O presidente da Fenabrave afirmou que a cada 10 pedidos de financiamento de compra de automóvel novo, sete estão sendo aceitos pelos bancos, um sinal positivo ante uma situação de três anos atrás, em que apenas três eram aprovados. Em motocicletas, a situação evoluiu de duas para quatro fichas a cada 10 pedidos de crédito. No Pará, foi justamente o segmento de veículos leves que puxou o resultado positivo.

Entre os pesados, por exemplo, os emplacamentos de caminhões voltaram a sofrer recuo, interrompendo os bons resultados dos últimos meses de 2019. Foram comercializados 158 caminhões no último mês contra 171 de janeiro de 2019 (-7,60%) e de 188 de dezembro passado (-15,96%).  No País, foi anotado neste segmento a única variação anual positiva de janeiro: 3,66%, contabilizando 7.186 vendas. Já a variação mensal indicou decréscimo de 13,71%.
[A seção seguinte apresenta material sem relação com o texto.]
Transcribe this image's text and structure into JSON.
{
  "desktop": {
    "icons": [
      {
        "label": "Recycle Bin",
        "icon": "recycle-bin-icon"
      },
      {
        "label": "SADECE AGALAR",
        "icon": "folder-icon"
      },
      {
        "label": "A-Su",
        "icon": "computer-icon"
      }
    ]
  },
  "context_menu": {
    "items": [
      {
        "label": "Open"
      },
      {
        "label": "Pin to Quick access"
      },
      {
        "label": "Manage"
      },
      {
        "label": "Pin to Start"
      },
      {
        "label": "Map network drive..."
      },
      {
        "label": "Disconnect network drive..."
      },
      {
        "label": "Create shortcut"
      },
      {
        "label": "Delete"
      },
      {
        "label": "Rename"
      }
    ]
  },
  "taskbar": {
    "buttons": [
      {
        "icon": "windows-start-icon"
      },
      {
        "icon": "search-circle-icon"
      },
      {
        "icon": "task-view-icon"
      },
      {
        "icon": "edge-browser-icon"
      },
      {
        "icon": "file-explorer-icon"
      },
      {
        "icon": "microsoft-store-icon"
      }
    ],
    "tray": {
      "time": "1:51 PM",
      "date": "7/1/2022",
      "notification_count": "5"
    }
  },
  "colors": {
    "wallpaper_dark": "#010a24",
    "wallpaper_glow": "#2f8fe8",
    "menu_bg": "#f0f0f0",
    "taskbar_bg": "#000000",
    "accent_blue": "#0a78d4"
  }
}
No caso dos ônibus, os licenciamentos no Pará caíram 56,10% entre janeiro de 2020 e o mesmo mês de 2019, alcançando 18 vendas no mês passado. Na passagem de dezembro e janeiro últimos o recuo foi de 47,06%. No Brasil, as variações foram de -2,27% no ano e de -11,54% no mês.
Venda de motos cai 3,98%

As vendas de motocicletas no Pará, que tem a maior participação das vendas do mercado paraense (54,22%), somaram, em janeiro, 4.124 unidades, uma retração de 30,18% sobre dezembro de 2019, que alcançou 5.907 unidades. Na comparação com as 4.295 unidades emplacadas em janeiro do ano passado, o resultado do primeiro mês de 2020 representa recuo de 3,98%.

Em todo o País, a venda de motocicletas zero-quilômetro subiram 1,08% em janeiro. Foram 91.689 unidades emplacadas, contra 90.713 no mesmo período do ano passado.

Na comparação com dezembro de 2019, quando foram comercializadas 94.108 unidades novas, foi anotada uma redução de 2,57%. “Além dos fatores que influenciaram o setor como um todo, a produção de modelos de até 300 cc, de todas as marcas, não foi suficiente para a demanda do mercado nesse mês”, afirmou Carlos Porto, vice-presidente do Segmento de Motocicletas da Fenabrave.